We also have #longreads picks from the Wrappers -- what you should be reading this weekend.
Nela Richardson says: "As a D.C.-based economist, I've been submerged in budget battle analysis this week. Here are some longreads for those, like me, who'd like to take a break from Washington dysfunction this weekend."
- Eileen Pollack examines why there are still so few women in the sciences and finds the culture of academia may be the culprit.
- Gregg Easterbrook shows how private-public partnerships in the NFL are one-sided due to the huge amount of subsidies and tax breaks that city governments pay to private professional sports teams just to keep them in town.
- I can't imagine losing billions of dollars but I think I'd have more fun doing it than Eike Batista, the eighth-wealthiest man on earth. Bloomberg Businessweek breaks down how Batista lost $34.5 billion in 18 months.
Meanwhile, John Carney says: "All debt ceiling, all the time."
- Here's some good news. The first time we came close to a debt ceiling driven default, everyone was new to the situation. This time around, we've got a bunch of people who have spent a lot of time crafting and honing ideas about what to do to avoid a default. Many of these ideas are very clever. There's the famous Platinum Coin, made popular by Joe Weisenthal and Josh Barro. There's my idea of Obama Bonds. Matt Levine (now of Bloomberg) has proposed Premium Bonds.
- But the most elegant and easiest way to get around the problem is what I proposed in the summer of 2011: the Treasury should just pay all of its bills and the Fed should just credit all of the accounts of those paid with federal government checks. No need to borrow, tax, mint, or issue anything.
- You're likely to hear a lot about the credit default market in U.S. government bonds as we get closer to the default deadline. In some ways, this seems nuts.
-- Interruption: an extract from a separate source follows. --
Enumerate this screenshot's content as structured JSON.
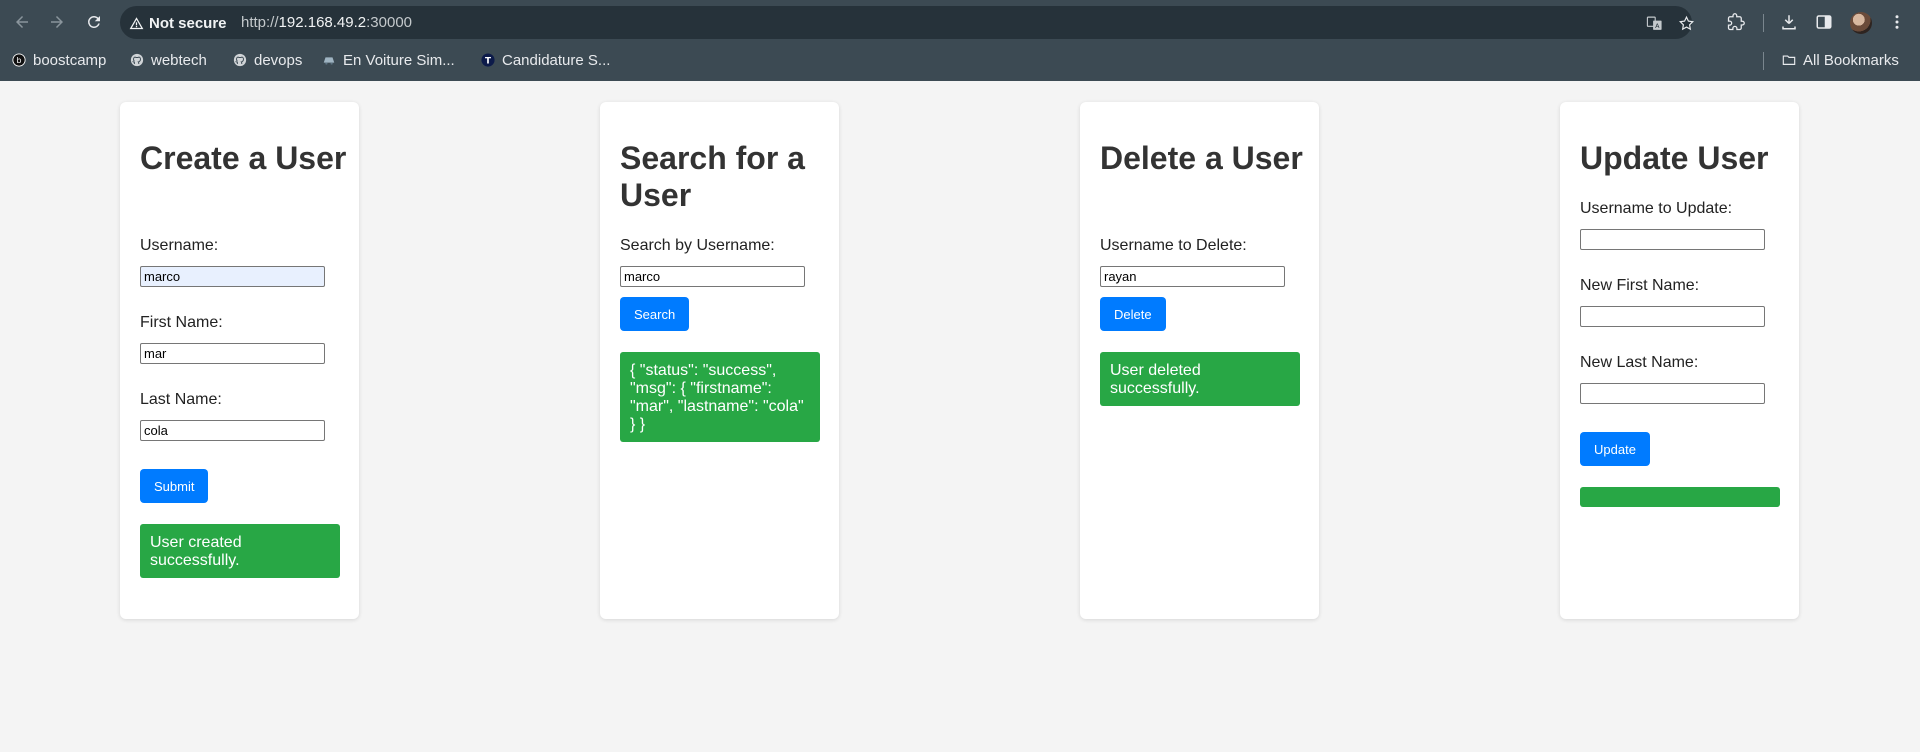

If the U.S. defaults won't the world just go to Hell and we'll all be fighting bears for salmon and running from zombies? Who cares whether you can collect on your CDS? Who would you collect from? Well, you absolutely must read Matt Levine's explanation for how this market really works and why people are trading this stuff. Felix Salmon offers a clearer, if less technical and precise, explanation for why people trade in this. Mainly, it's traders speculating.